Medya sektörünü bir avuç patron elinde tutuyor, fakat milyonlarca işçi patronların istediğini izliyor, dinliyor, okuyor. Bunda bir gariplik yok mu? Neden patronlar, televizyonlarla, gazetelerde yazılıp çizilenle uyuşmamızı istiyor? Hayatımızın gerçekliğine kafayı yorup, sorgulamayalım diye! Bu yüzden 12 Eylül 1980 askeri darbesinin hemen ardından, patronlar dilimizin dönmeyeceği meblağlarla medya sektörüne hızlı bir giriş yaptılar. İşçilerin örgütlülüğü, sendikaları, dernekleri faşist cuntacıların elleriyle yok edilirken, patronlar da medya pazarını aralarında bölüştüler.
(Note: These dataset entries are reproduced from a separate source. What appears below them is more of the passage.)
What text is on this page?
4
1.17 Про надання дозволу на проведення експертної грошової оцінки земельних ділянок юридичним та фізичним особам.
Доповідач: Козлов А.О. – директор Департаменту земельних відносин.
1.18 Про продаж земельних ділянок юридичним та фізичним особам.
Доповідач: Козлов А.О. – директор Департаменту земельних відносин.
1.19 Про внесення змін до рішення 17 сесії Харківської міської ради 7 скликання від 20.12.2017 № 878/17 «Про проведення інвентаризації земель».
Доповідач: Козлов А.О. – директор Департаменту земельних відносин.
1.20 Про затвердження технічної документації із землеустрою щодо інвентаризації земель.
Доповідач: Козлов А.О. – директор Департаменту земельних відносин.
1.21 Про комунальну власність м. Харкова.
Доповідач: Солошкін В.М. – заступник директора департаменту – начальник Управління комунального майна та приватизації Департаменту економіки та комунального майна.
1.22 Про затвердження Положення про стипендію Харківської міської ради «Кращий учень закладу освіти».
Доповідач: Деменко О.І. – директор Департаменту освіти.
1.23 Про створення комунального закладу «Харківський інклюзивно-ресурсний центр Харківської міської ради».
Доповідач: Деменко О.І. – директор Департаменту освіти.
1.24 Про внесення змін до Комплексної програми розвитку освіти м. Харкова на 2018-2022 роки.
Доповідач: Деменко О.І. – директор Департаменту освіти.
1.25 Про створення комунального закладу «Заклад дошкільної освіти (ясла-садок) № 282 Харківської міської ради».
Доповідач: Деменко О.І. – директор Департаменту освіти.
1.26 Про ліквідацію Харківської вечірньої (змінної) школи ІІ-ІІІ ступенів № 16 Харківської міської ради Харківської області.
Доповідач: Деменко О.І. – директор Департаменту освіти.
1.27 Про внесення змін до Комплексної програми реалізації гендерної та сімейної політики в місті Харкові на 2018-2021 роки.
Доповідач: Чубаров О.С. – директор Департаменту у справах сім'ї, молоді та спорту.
Birlik ve beraberliğe, dayanışmaya, mücadeleye dair ne varsa yok ettiler. İşte bu yüzden bugün bireysellik, bencillik, şatafatlı yaşamlar, sahte ışıltılarla bezenmiş hayatlar işleniyor tüm programlarda. Bu nedenle kendi basınımıza sahip çıkmak, diğer işçilere ulaşmasını sağlamak, güç vermek bugün çok daha büyük bir önem taşıyor. Çünkü bugün, işçilerden, ezilenlerden yana gazeteler, televizyonlar bir bir kapatılıyor. Gerçekleri öğrenmemizin tek yolu, sınıfımızın sesine kulak veren, tarafı işçi sınıfından yana olan internet sitelerini, dergileri, gazeteleri, kitapları, radyoları ve televizyonları takip etmekten geçmektedir. Unutmayalım ki, yalnızca örgütlü ve sınıf bilinçli işçiler burjuva medyanın karanlık sularında boğulmaz!